Dag denkt gerne in großen Dimensionen, und das hat sie schon weit gebracht. Fünf Jahre nach der Gründung von Alzúarr hat sie Kund:innen in der ganzen Welt, ihre hochwertigen Absatzschuhe werden in den Galeries Lafayette verkauft und sie leitet ihre eigene Modeakademie. Dag hat nicht nur eine klare Designvision, sondern auch ihre eigenen Vorstellungen von der Modeausbildung.
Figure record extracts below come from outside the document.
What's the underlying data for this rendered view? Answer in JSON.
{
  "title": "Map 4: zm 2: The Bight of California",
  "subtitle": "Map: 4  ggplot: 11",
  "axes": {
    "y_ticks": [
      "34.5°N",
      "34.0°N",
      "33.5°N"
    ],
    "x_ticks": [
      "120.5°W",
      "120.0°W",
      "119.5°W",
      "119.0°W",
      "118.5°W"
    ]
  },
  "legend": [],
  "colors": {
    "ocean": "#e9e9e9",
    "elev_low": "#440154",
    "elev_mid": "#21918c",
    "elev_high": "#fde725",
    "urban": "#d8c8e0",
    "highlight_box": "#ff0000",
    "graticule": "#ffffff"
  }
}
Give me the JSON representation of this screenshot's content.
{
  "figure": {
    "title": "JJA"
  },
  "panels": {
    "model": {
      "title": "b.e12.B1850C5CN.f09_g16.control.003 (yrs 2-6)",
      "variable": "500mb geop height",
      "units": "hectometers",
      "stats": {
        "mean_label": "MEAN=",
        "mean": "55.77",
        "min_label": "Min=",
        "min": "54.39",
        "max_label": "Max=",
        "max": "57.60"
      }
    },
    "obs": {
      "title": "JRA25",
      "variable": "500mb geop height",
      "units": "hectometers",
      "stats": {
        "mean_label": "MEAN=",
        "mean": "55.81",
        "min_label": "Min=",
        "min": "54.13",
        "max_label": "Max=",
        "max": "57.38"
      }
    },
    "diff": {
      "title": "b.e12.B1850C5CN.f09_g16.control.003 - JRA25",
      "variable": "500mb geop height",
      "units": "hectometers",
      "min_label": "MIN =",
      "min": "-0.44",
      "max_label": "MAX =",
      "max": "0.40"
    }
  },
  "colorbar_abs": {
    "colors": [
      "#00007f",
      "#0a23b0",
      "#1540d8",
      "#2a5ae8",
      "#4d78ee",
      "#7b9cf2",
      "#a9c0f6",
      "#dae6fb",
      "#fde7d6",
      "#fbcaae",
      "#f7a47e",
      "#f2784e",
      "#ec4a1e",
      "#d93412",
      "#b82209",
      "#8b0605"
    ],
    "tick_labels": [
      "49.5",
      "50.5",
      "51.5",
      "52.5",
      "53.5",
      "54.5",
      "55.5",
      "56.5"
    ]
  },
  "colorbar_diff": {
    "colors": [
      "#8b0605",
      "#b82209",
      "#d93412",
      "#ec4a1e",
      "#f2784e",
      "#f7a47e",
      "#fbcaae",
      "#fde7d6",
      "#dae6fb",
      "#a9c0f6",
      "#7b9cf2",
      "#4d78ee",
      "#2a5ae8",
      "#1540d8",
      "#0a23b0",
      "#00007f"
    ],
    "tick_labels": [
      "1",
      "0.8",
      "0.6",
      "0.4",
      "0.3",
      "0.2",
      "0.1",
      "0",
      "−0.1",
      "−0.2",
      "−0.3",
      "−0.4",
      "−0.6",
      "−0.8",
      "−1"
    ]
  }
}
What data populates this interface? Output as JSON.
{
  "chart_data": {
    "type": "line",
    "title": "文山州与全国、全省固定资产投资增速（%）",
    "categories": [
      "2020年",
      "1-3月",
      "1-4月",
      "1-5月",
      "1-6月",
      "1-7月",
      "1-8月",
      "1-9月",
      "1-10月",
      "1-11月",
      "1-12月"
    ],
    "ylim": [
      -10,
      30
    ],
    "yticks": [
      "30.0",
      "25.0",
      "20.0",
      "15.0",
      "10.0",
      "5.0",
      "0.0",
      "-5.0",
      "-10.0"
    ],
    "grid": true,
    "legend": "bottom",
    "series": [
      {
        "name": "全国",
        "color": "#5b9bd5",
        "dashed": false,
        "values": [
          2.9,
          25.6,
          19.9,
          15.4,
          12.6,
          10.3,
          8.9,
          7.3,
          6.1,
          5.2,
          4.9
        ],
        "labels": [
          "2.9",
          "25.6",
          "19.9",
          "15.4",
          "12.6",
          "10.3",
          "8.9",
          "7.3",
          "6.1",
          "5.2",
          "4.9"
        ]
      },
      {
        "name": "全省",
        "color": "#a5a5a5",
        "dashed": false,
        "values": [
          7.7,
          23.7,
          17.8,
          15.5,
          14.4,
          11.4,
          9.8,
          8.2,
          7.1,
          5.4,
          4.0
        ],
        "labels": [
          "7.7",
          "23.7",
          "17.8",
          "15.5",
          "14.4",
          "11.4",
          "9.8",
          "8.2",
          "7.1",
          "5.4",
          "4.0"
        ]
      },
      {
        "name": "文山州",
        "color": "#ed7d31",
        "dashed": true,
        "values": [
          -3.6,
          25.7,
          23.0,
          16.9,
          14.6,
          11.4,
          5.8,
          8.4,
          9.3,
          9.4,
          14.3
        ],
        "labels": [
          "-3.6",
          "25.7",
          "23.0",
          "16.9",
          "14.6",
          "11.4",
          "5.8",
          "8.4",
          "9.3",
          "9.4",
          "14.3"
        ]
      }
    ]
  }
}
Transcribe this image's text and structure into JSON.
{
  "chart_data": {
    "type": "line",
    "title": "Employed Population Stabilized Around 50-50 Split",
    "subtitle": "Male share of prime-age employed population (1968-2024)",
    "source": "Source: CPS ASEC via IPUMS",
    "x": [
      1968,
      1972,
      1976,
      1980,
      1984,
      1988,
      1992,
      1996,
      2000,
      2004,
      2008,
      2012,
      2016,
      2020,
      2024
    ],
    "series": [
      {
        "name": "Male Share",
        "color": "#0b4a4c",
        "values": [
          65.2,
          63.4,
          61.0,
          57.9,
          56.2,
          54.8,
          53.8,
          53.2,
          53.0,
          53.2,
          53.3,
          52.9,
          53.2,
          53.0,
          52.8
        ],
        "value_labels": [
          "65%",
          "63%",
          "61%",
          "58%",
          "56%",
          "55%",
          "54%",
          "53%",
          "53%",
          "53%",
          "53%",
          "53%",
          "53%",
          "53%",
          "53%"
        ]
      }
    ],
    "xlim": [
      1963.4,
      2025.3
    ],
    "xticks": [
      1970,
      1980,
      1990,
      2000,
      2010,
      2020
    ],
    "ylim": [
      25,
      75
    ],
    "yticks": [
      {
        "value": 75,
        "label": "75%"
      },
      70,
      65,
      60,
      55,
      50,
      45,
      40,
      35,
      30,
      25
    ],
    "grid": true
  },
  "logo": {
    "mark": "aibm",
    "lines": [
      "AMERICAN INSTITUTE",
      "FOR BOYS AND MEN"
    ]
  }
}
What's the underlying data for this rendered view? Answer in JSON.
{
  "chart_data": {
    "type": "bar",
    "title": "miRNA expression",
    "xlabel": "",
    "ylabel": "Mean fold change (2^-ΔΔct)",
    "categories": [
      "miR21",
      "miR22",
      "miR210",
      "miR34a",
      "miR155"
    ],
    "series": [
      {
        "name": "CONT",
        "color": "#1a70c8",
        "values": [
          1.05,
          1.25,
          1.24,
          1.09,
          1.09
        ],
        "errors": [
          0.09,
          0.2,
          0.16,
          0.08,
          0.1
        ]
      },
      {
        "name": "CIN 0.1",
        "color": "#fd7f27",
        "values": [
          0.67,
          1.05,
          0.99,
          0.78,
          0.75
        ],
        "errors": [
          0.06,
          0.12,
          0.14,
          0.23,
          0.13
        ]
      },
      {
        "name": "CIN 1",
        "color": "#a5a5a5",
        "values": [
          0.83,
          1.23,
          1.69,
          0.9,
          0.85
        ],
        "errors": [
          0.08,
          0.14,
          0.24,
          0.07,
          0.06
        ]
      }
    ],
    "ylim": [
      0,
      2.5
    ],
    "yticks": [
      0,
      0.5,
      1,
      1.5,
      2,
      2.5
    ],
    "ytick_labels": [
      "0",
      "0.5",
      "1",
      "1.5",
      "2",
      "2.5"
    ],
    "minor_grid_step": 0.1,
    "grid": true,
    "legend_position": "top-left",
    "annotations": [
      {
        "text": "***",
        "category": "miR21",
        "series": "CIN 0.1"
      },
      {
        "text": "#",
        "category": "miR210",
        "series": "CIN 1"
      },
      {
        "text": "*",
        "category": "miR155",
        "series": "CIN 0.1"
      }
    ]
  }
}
FashionUnited spricht mit Dag anlässlich des fünften Jahrestages von Alzúarr über ihren Arbeitsprozess und die Lektionen, die sie selbst über die Modeindustrie gelernt hat.
Fünf Jahre Alzúarr, wie fühlt sich das an?
Eher wie 30 Jahre, aber auf eine gute Art. Ich habe so viel erlebt, dass es sich anfühlt, als wäre ich schon sehr lange dabei. Vor fünf Jahren habe ich mich selbständig gemacht, mit dem Ziel, Alzúarr zu einer internationalen Marke zu machen. Ich dachte: Wenn ich das innerhalb von drei Jahren schaffe, habe ich es wirklich gut gemacht. Jedenfalls kam dann zwei Wochen nach dem Start dieser Auftrag von Rihannas Stylist:in. Seitdem ist es ein einziges Tollhaus.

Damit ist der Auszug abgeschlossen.